VPNs by their very design can add a tremendous overhead vs a VDI/DaaS solution by their very design. It's very likely many users are going to find "the internet is slow" although their problems will be associated with their remote accessing tools limitations. With reports that networking giant Cisco is having to ration VPN usage for its 100k+ employees and reports that Kaspersky is now enforcing data limits on the free usage thrown in with its AV products, we expect to see a lot of others finding VPN servers strained by volumes of home workers they were not sized for.

The choice between using VDI or a VPN or another technology is determined by many factors and several vendors who support both have written recent guides around such decisions which are a valuable read, in particular VMware have written "What's Better in a Pandemic: VDI or VPN?" whilst security vendor Hysolate have also released a whitepaper, which covers VDI, VPN, and three other alternative methods in "Coronavirus Work From Home Whitepaper" (this one does ask for email details).

Nobody I spoke to felt that an increase in video streaming and online gaming was going to be a significant issue as the capacity is future sized and designed to deal with huge surges such as the Super Bowl. Surprisingly many of the networking experts I spoke to recommended the Pornhub IT teams blog and it is indeed a useful overview of network usage with both sociological and bandwidth data sets.

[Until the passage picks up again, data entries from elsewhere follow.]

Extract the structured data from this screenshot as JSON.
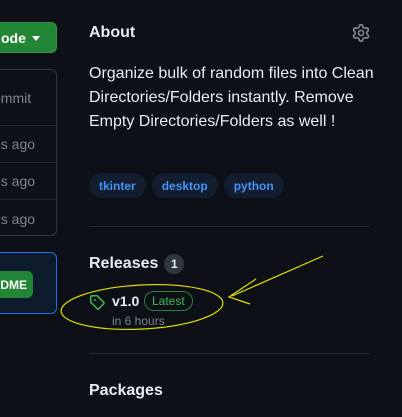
{
  "left": {
    "code_button": "ode",
    "commit_rows": [
      "ommit",
      "es ago",
      "es ago",
      "es ago"
    ],
    "readme_button": "DME"
  },
  "about": {
    "title": "About",
    "description": "Organize bulk of random files into Clean Directories/Folders instantly. Remove Empty Directories/Folders as well !",
    "topics": [
      "tkinter",
      "desktop",
      "python"
    ]
  },
  "releases": {
    "title": "Releases",
    "count": "1",
    "latest": {
      "name": "v1.0",
      "badge": "Latest",
      "time": "in 6 hours"
    }
  },
  "packages": {
    "title": "Packages"
  },
  "icons": {
    "settings": "gear-icon",
    "tag": "tag-icon",
    "dropdown": "chevron-down-icon"
  },
  "colors": {
    "background": "#0d1117",
    "accent_green": "#238636",
    "latest_green": "#3fb950",
    "topic_blue": "#4493f8",
    "annotation_yellow": "#e3e000"
  }
}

Corporations cloud bursting and expanding to the cloud. The demand on the big clouds (AWS, Google, and Azure) is likely to soar with existing customers trying to expand their provision, new customers wading in and Microsoft themselves releasing many of their services and products free to assist organizations. Additionally services that relied on these clouds to burst which are in demand are likely to be cloud bursting. This is however more about the data center rather than the internet's capacity. Many are turning to DaaS after finding an acute shortage of laptops available and long supply chain delays. Data center hardware is also in high demand compounded by the fact China is only just ramping up after its own Corona problems hit manufacturing earlier in the year.

Our TechTarget colleagues at ComputerWeekly have a great article that goes into many issues more deeply, including VPN challenges, statistics on networking usage being seen and opinion from network operators.

Conclusions

The fundamental internet networking structure and capacity is in a very good place to handle COVID-19 demands. Poor remote working strategies and technology implementations are likely to impact many organizations though. Individual services, clouds (there have been a few signs of issues with Azure capacity in some regions), and data center capacities however may struggle; whether there is the CPU and storage in the right places in addition to the network is a question for future articles.

I was assisted with some of the technical details of this article by the technical team at a UK specialized security-focused ISP, Mythic Beasts (thanks particularly to Director Pete Stevens), probably best known for supporting the high availability demands of the Raspberry Pi organization and their launches.